1) Court hearings will be cost saving as various stakeholders may not have to travel from distances to attend court physically;

2) Would avert unnecessary adjournments because of inability of a particular lawyer or litigant to attend court physically, for any reason;

3) Witnesses could be examined via video conferencing, thereby saving time and money;

4) The adjudicatory process will undergo a major change in a positive direction, as it happens in some other jurisdictions, with the submission of written arguments, followed by limited oral hearing, wherever required;

5) It will result in a win-win situation for litigants, lawyers as well as the courts and bring about total transparency in the court system, apart from remarkable efficiency.Having stated the positive side, let me put in a word of caution.
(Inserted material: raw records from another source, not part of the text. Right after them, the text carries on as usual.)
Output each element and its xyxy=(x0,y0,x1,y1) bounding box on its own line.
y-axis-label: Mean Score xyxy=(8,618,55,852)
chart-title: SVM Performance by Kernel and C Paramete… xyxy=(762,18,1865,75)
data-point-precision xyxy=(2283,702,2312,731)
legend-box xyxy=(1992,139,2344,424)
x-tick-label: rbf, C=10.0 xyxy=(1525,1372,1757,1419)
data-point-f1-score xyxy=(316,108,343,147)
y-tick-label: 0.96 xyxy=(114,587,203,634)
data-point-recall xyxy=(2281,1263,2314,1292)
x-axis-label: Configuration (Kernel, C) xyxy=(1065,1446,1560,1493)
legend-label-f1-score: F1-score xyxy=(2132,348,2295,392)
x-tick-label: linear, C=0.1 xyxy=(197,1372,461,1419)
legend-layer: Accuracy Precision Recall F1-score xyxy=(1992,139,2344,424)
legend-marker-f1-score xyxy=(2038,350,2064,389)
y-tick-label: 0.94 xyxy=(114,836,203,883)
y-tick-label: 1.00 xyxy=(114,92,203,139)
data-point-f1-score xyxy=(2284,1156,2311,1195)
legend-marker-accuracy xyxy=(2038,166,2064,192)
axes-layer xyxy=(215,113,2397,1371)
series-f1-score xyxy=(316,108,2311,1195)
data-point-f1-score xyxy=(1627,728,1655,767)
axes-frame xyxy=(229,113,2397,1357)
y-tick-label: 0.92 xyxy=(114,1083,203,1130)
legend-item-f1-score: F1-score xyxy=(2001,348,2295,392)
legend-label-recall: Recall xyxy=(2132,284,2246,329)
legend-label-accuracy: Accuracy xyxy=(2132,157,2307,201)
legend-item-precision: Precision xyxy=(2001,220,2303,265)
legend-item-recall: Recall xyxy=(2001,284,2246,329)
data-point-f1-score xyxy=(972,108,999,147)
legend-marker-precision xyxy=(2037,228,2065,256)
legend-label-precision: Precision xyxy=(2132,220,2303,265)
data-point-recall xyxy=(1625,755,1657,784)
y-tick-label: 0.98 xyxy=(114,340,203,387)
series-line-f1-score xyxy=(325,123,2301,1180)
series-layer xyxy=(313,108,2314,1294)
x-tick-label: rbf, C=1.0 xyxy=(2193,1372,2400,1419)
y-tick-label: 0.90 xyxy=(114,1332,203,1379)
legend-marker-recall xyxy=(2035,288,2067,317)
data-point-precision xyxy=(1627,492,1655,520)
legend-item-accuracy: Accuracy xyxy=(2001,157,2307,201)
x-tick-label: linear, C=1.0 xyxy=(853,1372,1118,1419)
In order to succeed it is imperative that judges and lawyers alike adopt this system with an open mind.

As Justice Madan Lokur rightly remarks: “there’s a need for judges to change their mindset” and Mr Vaidyanathan fears noncooperation of lawyers. Both judges and lawyers should not shirk. There is an opportunity for all the stakeholders to reskill and upskill by embracing technology.

Let us hope that this period of social distancing becomes a new form of “distance socialising” and brings about much desired and awaited reforms in the Indian judicial system.

The author is Justice A.K. Sikri, an International Judge, Singapore International Commercial Court and a former judge of the Supreme Court of India. Views expressed are personal.